Analista de sistema de 34 anos, de São Paulo (SP), Bonifácio viveu o que diz. “Minha mãe era dependente química, era alcoólatra e tudo indica que sofreu abuso sexual”, contou ele à ACI Digital. “Ela tinha 17 anos”. A jovem foi acolhida por uma paróquia onde havia “uma pastoral com dependentes químicos”.

Até onde Bonifácio sabe, a ideia de sua mãe era abortar. “O padre falou ‘calma, minha filha, a Igreja está com você e vamos te ajudar’. Minha mãe não me abortou, graças a Deus”, diz Bonifácio. “Fiquei cinco meses com uma pessoa da paróquia e, aos cinco meses, eu fui adotado” por outra família da paróquia. Ele tem uma irmã também adotada.

Bonifácio começou a falar sobre adoção na internet, “mas não no âmbito católico”, diz. Certo dia, uma “menina do Ceará de 17 anos” entrou em contato dizendo que precisava de sua ajuda e oração porque queria abortar. “Ela disse que tinha lido uma reflexão que eu tinha colocado da visão do filho adotivo e ela viu que o melhor que podia fazer era entregar o filho para adoção”, conta Bonifácio. “E ela disse: acho que você devia falar isso para todo mundo”.

“Eu já conhecia alguns católicos falando sobre adoção na internet, mas na visão dos pais, dos filhos adotivos não”, conta Bonifácio. “Eu não via na Igreja algo coeso de pegar o que os papas tinham falado e mostrar ‘olha, é isso aqui’”.

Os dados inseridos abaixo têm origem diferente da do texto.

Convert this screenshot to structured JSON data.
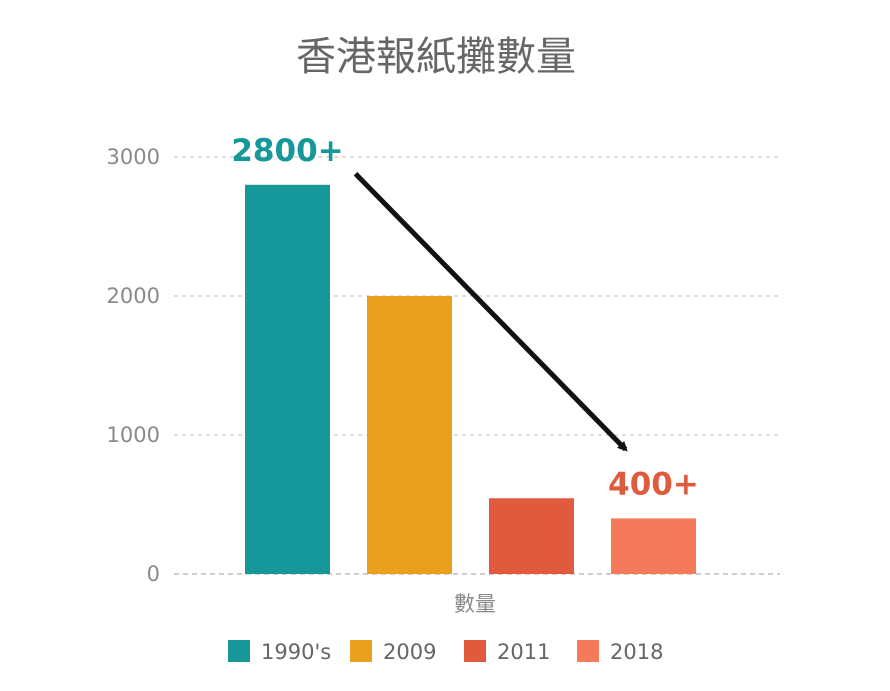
{
  "chart_data": {
    "type": "bar",
    "title": "香港報紙攤數量",
    "xlabel": "數量",
    "ylabel": "",
    "ylim": [
      0,
      3000
    ],
    "yticks": [
      0,
      1000,
      2000,
      3000
    ],
    "grid": true,
    "legend_position": "bottom",
    "series": [
      {
        "name": "1990's",
        "value": 2800,
        "color": "#16979a"
      },
      {
        "name": "2009",
        "value": 2000,
        "color": "#eb9f1f"
      },
      {
        "name": "2011",
        "value": 545,
        "color": "#e05a3e"
      },
      {
        "name": "2018",
        "value": 400,
        "color": "#f47a5b"
      }
    ],
    "annotations": [
      {
        "text": "2800+",
        "series": "1990's",
        "color": "#16979a"
      },
      {
        "text": "400+",
        "series": "2018",
        "color": "#e05a3e"
      }
    ],
    "arrow": {
      "from_series": "1990's",
      "to_series": "2018",
      "color": "#111111"
    }
  }
}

Daí surgiu Católicos Adoção, que já ajudou mais de 400 famílias, visitou mais de 60 paróquias e participou de várias atividades em defesa da vida. “Muitos padres agora têm pedido essa palestra da adoção”, disse Guimarães. “Acho que a Igreja começou a entender que a adoção deve ser a única saída, caso o aborto venha a ganhar mais força no nosso país”.

O processo de adoção

“A adoção, na verdade, é uma forma de oferecer uma família substituta, que passa a ser a família principal”, disse à ACI Digital a advogada Marizete Pires da Silva Costa, da União dos Juristas Católicos de Goiás (UNIJUC), que trabalha com adoção. “A ideia da adoção é sempre encaminhar a pessoa que está sem a família regular para um lar regular”.

Segundo a advogada, uma criança vai para a adoção “quando o poder familiar é afastado”. Pode ser um afastamento voluntário, quando a mãe entrega a criança para adoção, ou imposto pelo Estado “quando a criança está em risco, está vulnerável socialmente, financeiramente, emocionalmente, ou está sofrendo maus-tratos e violência, nessas situações em que há risco real para a criança e adolescente”.

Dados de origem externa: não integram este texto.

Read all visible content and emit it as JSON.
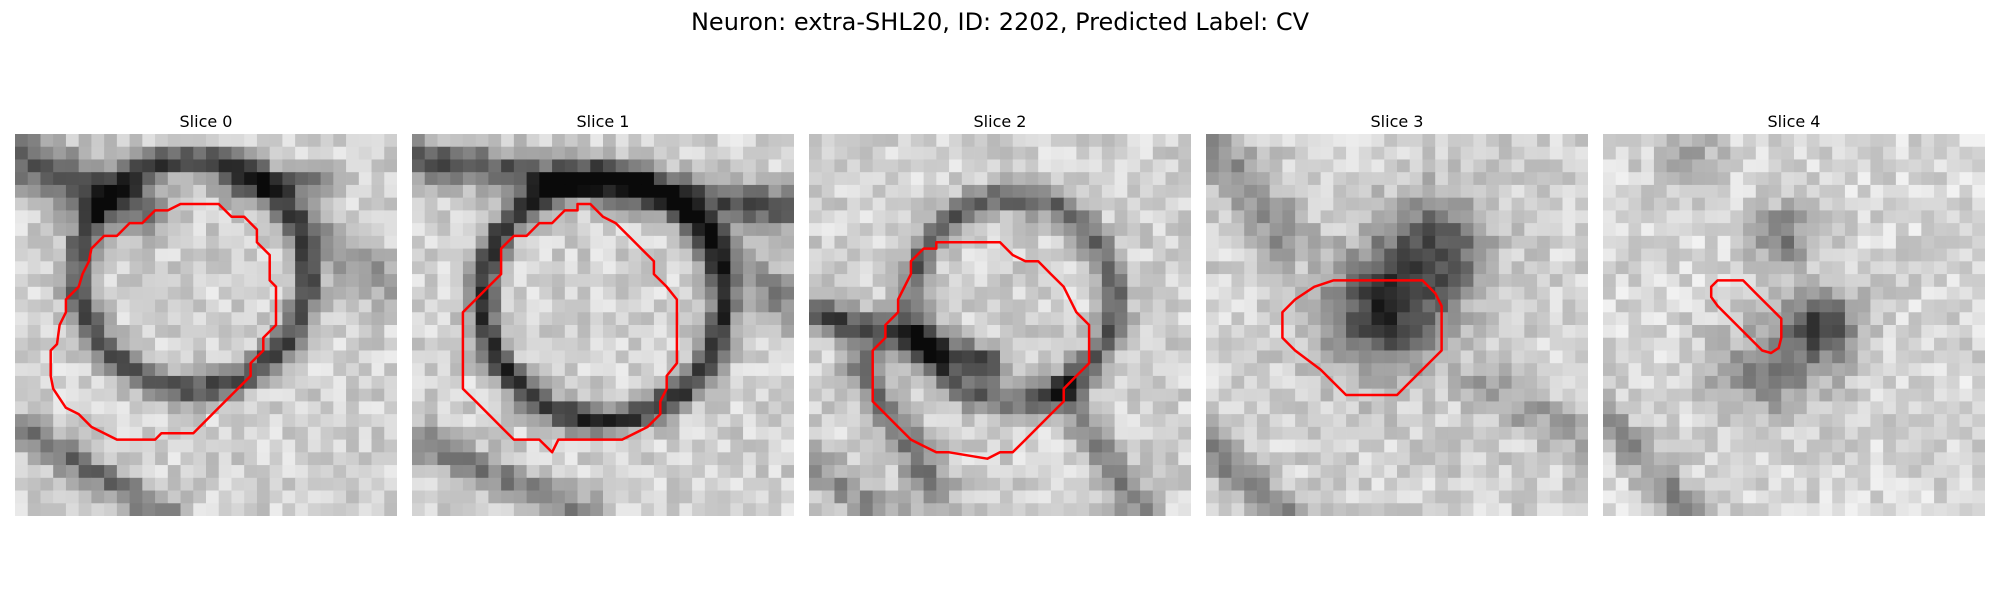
{
  "figure": {
    "title": "Neuron: extra-SHL20, ID: 2202, Predicted Label: CV"
  },
  "panels": [
    {
      "title": "Slice 0"
    },
    {
      "title": "Slice 1"
    },
    {
      "title": "Slice 2"
    },
    {
      "title": "Slice 3"
    },
    {
      "title": "Slice 4"
    }
  ],
  "colors": {
    "contour": "#ff0000",
    "background": "#ffffff"
  }
}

A entrega voluntária está prevista no artigo 13 do Estatuto da Criança e do Adolescente (ECA): “As gestantes ou mães que manifestem interesse em entregar seus filhos para adoção serão obrigatoriamente encaminhadas, sem constrangimento, à Justiça da Infância e da Juventude”.

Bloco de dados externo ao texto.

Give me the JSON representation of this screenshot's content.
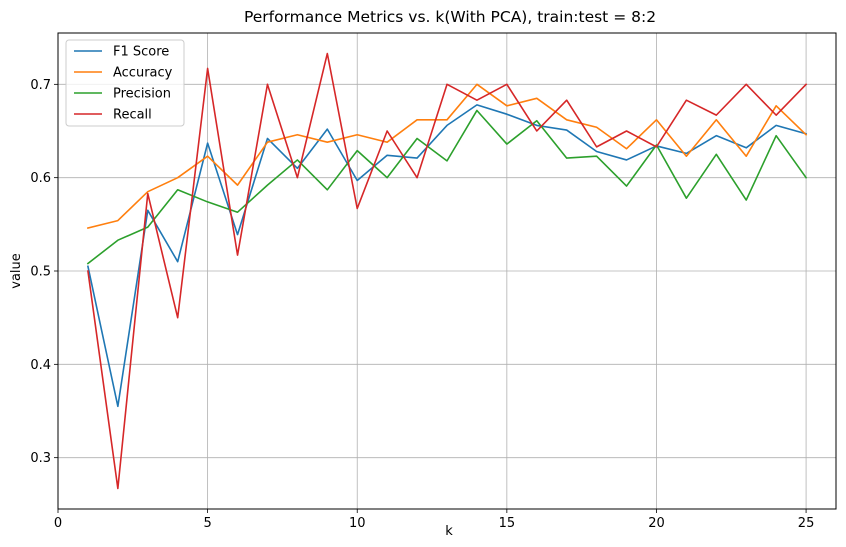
{
  "chart_data": {
    "type": "line",
    "title": "Performance Metrics vs. k(With PCA), train:test = 8:2",
    "xlabel": "k",
    "ylabel": "value",
    "xlim": [
      0,
      26
    ],
    "ylim": [
      0.245,
      0.755
    ],
    "xticks": [
      0,
      5,
      10,
      15,
      20,
      25
    ],
    "yticks": [
      0.3,
      0.4,
      0.5,
      0.6,
      0.7
    ],
    "grid": true,
    "legend_position": "top-left",
    "x": [
      1,
      2,
      3,
      4,
      5,
      6,
      7,
      8,
      9,
      10,
      11,
      12,
      13,
      14,
      15,
      16,
      17,
      18,
      19,
      20,
      21,
      22,
      23,
      24,
      25
    ],
    "series": [
      {
        "name": "F1 Score",
        "color": "#1f77b4",
        "values": [
          0.505,
          0.355,
          0.565,
          0.51,
          0.637,
          0.539,
          0.642,
          0.61,
          0.652,
          0.597,
          0.624,
          0.621,
          0.656,
          0.678,
          0.668,
          0.656,
          0.651,
          0.628,
          0.619,
          0.634,
          0.626,
          0.645,
          0.632,
          0.656,
          0.647
        ]
      },
      {
        "name": "Accuracy",
        "color": "#ff7f0e",
        "values": [
          0.546,
          0.554,
          0.585,
          0.6,
          0.623,
          0.592,
          0.638,
          0.646,
          0.638,
          0.646,
          0.638,
          0.662,
          0.662,
          0.7,
          0.677,
          0.685,
          0.662,
          0.654,
          0.631,
          0.662,
          0.623,
          0.662,
          0.623,
          0.677,
          0.646
        ]
      },
      {
        "name": "Precision",
        "color": "#2ca02c",
        "values": [
          0.508,
          0.533,
          0.547,
          0.587,
          0.574,
          0.563,
          0.592,
          0.619,
          0.587,
          0.629,
          0.6,
          0.642,
          0.618,
          0.672,
          0.636,
          0.661,
          0.621,
          0.623,
          0.591,
          0.635,
          0.578,
          0.625,
          0.576,
          0.645,
          0.6
        ]
      },
      {
        "name": "Recall",
        "color": "#d62728",
        "values": [
          0.5,
          0.267,
          0.583,
          0.45,
          0.717,
          0.517,
          0.7,
          0.6,
          0.733,
          0.567,
          0.65,
          0.6,
          0.7,
          0.683,
          0.7,
          0.65,
          0.683,
          0.633,
          0.65,
          0.633,
          0.683,
          0.667,
          0.7,
          0.667,
          0.7
        ]
      }
    ]
  }
}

A entrega pode ser feita notificando o Conselho Tutelar, a delegacia da Infância e da Juventude, ou o Tribunal de Justiça.

A tutela do Estado é, necessariamente, temporária. As pessoas que querem adotar se cadastram no Tribunal de Justiça e passam por uma preparação e uma avaliação. Um juiz determina a inclusão no cadastro nacional de adotantes. Ao se habilitar para a adoção, a pessoa diz quantos filhos quer adotar, e traça um perfil deles.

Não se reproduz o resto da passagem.